Favorit Aich/Dob gab sich keine Blöße. Das erste Spiel im Semifinal-Playoff mutierte zu einer klaren Angelegenheit für den Favoriten Aich/Dob. VCA-Amstetten Neo-Coach Anrej Urnaut hatte einen harten Einstand.

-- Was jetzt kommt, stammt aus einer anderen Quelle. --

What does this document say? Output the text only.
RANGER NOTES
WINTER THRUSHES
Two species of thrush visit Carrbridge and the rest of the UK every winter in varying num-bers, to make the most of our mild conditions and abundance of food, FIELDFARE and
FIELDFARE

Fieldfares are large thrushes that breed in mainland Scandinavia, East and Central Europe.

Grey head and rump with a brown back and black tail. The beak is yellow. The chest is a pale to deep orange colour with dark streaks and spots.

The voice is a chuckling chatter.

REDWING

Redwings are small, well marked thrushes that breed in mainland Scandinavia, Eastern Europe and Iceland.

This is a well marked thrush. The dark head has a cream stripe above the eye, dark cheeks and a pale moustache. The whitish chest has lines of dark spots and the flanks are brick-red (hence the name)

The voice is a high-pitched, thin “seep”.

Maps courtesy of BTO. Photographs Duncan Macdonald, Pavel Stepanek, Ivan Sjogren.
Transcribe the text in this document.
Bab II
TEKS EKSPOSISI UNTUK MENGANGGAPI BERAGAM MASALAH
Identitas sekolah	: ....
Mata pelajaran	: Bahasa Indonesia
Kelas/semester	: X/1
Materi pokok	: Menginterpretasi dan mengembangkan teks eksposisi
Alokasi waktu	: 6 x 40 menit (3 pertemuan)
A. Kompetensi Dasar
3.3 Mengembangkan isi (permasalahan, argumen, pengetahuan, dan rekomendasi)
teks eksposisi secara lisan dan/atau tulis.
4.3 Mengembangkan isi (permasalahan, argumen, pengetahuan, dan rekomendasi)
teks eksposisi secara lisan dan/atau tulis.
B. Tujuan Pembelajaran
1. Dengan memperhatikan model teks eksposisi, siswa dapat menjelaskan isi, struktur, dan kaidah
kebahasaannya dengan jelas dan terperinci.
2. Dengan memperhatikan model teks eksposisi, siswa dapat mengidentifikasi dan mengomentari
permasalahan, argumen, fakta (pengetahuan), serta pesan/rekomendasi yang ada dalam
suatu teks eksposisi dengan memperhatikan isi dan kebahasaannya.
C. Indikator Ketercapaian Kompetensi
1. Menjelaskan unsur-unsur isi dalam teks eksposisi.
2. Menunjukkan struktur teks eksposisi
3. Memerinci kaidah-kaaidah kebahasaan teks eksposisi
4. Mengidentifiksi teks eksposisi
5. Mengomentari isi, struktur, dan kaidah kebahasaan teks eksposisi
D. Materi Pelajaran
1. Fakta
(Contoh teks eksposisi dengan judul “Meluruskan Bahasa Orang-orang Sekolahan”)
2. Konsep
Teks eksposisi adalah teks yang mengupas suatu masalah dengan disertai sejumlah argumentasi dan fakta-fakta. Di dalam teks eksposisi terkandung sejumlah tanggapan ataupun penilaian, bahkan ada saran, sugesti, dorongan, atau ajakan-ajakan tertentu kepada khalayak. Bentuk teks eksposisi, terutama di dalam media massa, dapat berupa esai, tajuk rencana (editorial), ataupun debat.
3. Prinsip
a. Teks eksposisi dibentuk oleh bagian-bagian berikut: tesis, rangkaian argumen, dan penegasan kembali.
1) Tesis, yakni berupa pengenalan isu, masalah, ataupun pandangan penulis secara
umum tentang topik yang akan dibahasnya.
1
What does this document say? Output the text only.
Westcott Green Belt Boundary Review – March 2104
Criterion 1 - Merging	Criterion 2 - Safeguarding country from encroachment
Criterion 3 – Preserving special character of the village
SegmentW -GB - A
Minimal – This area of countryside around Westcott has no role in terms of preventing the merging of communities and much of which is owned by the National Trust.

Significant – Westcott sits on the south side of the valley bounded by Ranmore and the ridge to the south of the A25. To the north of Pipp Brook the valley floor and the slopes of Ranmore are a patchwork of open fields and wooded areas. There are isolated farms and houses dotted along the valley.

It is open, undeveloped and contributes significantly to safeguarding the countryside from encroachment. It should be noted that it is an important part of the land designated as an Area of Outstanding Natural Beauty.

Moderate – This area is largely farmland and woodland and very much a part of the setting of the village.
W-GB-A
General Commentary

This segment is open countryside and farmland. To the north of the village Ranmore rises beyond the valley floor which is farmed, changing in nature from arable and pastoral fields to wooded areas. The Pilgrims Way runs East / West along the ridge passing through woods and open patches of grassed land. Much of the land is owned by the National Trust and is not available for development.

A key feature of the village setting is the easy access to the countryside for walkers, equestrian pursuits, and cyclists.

Von Raimund Bauer. Erstellt am 13. März 2021 (20:14)
Kovacs

Mit neuem Trainer Andrej Urnaut auf der Seite kamen die Gäste gleich von Beginn weg gegen den großen Favoriten gehörig unter Druck. Aich/Dob wollte im Gegensatz zum Cup-Finale keine Zweifel aufkommen lassen. Die Heimischen starteten wie die Feuerwehr und lagen schnell mit 4:0 in Front. Da sah sich Urnaut schon gezwungen eine Auszeit zu nehmen. Doch die Kärntner blieben davon unbeeindruckt und legten bis zum 11:3 nach. Amstetten kam erst langsam in Bleiburg an. Die Ausbeute am Ende: 12 magere Punkte im ersten Durchgang, der mit 25:13 an den Favoriten ging.

Zu Beginn auf Augenhöhe

Nach dem durchwachsenen Auftakt gestaltete sich der zweite Satz wieder freundlicher für die Gäste. Zumindest zu Beginn des Durchganges waren die beiden Teams auf Augenhöhe. Beim Stand von 9:6 für Aich/Dob zog Urnaut eine Auszeit. Aber wie schon im ersten Satz zogen die Heimischen weiter davon. Ein Angriffs- bzw. Blockpunkt von Podlesny brachten die Kärntner 11:6 davon. Der Favorit gab sich abermals keine Blöße und zog mit 20:12 davon. Mit 25:18 stellte Aich/Dob auf 2:0. Auch im dritten Durchgang drückten die Heimischen weiter aufs Tempo. Mit 25:19 war nach gut einer Stunde die Partie auch schon wieder beendet.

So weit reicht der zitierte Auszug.